Pulitzer, Hearst, and Yellow Journalism
Joseph Pulitzer was not the only man who made a fortune in the newspaper industry, nor was he in charge of the only major newspaper in New York City. William Randolph Hearst was his chief rival on both counts, and the battles for circulation and subscriber numbers that their papers (as well as others) engaged in led to a general degradation in the quality and integrity of journalism, and of the stories that were run in the papers (Campbell (b)). Beginning in the late 1890s and continuing well into the next century (without having disappeared entirely even now, according to some), the practice of making minor news seem more noteworthy through sensationalizing stories and headlines spread rapidly throughout the industry (Campbell (b)).
The origins of Yellow Journalism can be traced with some certainty to Hearst's entrance into the New York newspaper market. Having already worked for Pulitzer briefly as a young reporter, and with a virtually unlimited supply of cash from his wealthy parents, Hearst first built up the San Francisco Examiner, then used what he had learned to start the New York Journal, which he sold for half the price of Pulitzer's World (Brian 197). He continued to use the World for inspiration, and after reading a sensationalistic account of a wealthy man's stag party, the era of Yellow Journalism was effectively born. Hearts began using the same type of sensationalism on a regular basis, and applying it to real news items as a way to boost circulation; Pulitzer had to follow suit in order to maintain his profit margins, and the race of Yellow Journalism was on (Brian 197-9).

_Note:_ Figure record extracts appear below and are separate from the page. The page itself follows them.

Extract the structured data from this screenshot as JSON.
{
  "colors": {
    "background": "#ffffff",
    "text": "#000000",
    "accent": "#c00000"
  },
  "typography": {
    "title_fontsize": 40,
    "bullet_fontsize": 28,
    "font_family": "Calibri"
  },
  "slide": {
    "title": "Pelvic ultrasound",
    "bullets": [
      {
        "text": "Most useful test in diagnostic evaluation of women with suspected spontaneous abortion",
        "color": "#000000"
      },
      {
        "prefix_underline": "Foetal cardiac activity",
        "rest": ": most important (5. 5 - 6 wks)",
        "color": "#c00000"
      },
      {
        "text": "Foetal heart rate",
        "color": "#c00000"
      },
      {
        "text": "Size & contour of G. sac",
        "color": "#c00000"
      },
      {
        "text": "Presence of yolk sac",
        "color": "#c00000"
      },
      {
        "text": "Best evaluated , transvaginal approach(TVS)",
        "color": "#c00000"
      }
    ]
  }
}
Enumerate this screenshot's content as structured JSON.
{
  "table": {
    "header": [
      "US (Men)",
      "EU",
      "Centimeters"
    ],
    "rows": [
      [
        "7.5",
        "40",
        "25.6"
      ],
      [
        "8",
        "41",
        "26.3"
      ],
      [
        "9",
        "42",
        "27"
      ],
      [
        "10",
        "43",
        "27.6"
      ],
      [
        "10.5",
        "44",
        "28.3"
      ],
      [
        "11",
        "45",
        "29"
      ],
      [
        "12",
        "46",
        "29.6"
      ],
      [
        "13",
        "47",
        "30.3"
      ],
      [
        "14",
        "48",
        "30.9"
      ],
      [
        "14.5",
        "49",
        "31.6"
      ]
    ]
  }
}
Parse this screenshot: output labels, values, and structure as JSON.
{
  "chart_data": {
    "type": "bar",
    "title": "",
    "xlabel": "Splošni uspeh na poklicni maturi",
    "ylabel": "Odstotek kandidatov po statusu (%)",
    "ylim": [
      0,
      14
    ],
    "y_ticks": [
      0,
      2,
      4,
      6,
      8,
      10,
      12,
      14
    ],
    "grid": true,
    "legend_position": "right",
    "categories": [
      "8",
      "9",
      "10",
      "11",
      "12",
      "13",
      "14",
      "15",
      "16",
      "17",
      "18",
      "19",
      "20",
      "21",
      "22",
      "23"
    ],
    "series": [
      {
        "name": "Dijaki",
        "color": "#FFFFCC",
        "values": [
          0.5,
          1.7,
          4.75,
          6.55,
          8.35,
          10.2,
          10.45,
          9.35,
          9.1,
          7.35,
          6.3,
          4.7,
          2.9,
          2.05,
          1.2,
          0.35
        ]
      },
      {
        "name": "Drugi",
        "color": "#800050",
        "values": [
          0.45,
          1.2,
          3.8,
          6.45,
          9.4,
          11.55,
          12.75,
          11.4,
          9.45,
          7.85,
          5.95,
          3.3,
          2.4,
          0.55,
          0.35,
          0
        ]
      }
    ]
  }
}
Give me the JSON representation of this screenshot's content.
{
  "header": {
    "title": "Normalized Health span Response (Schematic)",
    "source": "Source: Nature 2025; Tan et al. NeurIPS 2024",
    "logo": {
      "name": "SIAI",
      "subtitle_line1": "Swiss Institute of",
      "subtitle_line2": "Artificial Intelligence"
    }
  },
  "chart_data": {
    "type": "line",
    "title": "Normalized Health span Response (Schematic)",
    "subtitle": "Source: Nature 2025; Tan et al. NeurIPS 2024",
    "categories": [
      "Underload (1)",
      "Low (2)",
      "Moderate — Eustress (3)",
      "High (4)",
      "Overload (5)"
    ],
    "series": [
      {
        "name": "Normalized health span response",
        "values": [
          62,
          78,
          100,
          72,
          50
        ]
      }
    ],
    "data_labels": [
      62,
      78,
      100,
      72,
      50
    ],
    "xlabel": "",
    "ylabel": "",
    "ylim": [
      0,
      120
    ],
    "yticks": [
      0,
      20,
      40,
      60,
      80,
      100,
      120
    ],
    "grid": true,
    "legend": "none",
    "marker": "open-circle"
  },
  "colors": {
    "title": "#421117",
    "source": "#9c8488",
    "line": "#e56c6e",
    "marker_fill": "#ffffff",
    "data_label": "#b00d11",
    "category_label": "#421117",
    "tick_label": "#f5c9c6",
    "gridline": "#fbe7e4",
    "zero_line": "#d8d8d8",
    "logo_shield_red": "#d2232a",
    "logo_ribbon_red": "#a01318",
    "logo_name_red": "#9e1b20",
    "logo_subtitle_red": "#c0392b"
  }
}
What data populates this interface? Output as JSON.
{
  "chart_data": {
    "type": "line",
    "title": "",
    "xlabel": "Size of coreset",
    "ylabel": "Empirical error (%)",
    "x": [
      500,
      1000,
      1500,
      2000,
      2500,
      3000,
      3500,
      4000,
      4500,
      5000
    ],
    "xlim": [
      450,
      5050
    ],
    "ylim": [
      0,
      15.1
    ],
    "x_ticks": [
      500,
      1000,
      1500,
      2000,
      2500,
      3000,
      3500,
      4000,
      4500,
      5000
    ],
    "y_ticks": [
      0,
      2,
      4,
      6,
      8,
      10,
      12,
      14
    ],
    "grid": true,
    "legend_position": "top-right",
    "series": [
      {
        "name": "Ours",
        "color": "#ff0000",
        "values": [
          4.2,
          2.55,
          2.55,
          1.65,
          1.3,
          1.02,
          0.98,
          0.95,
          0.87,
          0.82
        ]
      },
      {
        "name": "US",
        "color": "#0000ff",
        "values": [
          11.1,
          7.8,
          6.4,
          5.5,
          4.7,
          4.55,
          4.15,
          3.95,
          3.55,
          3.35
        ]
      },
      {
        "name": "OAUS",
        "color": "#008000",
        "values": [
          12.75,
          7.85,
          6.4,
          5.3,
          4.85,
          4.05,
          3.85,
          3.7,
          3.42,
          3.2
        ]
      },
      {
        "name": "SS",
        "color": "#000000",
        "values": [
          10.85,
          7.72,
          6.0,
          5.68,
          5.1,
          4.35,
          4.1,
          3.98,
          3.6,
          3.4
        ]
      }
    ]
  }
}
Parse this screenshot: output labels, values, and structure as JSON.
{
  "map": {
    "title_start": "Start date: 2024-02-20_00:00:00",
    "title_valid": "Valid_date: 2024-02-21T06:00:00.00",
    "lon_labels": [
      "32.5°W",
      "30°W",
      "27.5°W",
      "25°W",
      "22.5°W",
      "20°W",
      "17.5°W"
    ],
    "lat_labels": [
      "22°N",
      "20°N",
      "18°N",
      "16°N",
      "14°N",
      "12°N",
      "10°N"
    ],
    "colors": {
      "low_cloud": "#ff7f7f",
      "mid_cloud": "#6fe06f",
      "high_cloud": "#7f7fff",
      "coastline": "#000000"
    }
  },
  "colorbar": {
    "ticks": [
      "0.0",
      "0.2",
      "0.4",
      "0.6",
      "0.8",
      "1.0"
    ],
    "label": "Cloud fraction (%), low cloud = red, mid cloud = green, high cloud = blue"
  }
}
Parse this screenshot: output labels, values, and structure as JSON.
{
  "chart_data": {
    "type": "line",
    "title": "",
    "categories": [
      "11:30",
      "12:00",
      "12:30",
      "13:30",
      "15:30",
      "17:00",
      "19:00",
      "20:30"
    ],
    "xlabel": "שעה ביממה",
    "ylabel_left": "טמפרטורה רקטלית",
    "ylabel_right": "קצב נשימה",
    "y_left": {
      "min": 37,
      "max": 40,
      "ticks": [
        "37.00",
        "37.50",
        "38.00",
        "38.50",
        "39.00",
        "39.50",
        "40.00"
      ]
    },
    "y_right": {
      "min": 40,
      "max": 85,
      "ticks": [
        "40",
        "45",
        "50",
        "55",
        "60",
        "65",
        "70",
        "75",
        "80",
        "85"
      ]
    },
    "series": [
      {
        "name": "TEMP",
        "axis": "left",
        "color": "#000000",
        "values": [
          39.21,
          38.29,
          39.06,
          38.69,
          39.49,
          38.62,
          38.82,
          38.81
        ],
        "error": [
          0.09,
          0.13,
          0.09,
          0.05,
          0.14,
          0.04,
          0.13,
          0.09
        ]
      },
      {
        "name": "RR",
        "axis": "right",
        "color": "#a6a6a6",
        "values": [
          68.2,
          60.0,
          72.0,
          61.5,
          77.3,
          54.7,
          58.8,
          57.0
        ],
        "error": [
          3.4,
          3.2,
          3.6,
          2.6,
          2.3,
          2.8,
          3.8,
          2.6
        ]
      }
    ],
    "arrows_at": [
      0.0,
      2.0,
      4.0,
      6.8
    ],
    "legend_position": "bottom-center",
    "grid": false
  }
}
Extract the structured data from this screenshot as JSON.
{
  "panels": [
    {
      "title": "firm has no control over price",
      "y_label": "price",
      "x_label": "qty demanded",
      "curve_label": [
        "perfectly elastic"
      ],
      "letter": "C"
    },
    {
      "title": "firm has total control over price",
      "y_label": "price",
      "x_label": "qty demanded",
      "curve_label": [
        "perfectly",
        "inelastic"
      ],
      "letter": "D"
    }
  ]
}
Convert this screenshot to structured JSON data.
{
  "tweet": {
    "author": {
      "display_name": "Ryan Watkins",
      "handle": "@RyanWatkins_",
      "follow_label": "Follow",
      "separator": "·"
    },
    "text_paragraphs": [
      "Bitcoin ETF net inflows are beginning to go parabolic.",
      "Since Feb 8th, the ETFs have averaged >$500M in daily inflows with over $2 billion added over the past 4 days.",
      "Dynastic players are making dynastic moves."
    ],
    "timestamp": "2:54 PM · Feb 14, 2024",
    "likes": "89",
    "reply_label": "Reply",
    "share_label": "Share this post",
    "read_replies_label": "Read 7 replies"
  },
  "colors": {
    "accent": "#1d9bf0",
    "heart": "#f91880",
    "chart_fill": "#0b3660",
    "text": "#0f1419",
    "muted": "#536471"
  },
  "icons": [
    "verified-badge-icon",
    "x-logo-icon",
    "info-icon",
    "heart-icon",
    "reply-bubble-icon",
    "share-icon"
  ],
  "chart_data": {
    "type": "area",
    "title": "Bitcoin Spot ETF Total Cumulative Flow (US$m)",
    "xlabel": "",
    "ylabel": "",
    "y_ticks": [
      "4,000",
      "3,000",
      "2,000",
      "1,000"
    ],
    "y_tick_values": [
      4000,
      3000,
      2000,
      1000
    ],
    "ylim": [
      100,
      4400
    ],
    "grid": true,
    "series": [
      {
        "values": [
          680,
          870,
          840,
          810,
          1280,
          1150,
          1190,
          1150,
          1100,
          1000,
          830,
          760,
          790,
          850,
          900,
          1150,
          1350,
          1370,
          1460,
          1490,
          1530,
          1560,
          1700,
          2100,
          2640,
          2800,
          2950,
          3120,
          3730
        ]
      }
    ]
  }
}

This is not to say that good and even great journalism did not exist during the same period -- Francis Church's famous reply to a letter from young Virginia, an editorial entitled "Is There a Santa Claus?," was printed in 1897, at the start of the Yellow Journalism fever, and other examples of integrity and fearless reporting of the truth also exist (Cambpell (a) 119-22). In general, however, the newspapers of the period were more concerned with stirring up ideological sentiment and backing handpicked politicians in an unabashedly biased and even mean-spirited way, while also making mountains out of molehills as a way of selling more papers and generating profits (Campbell (a)).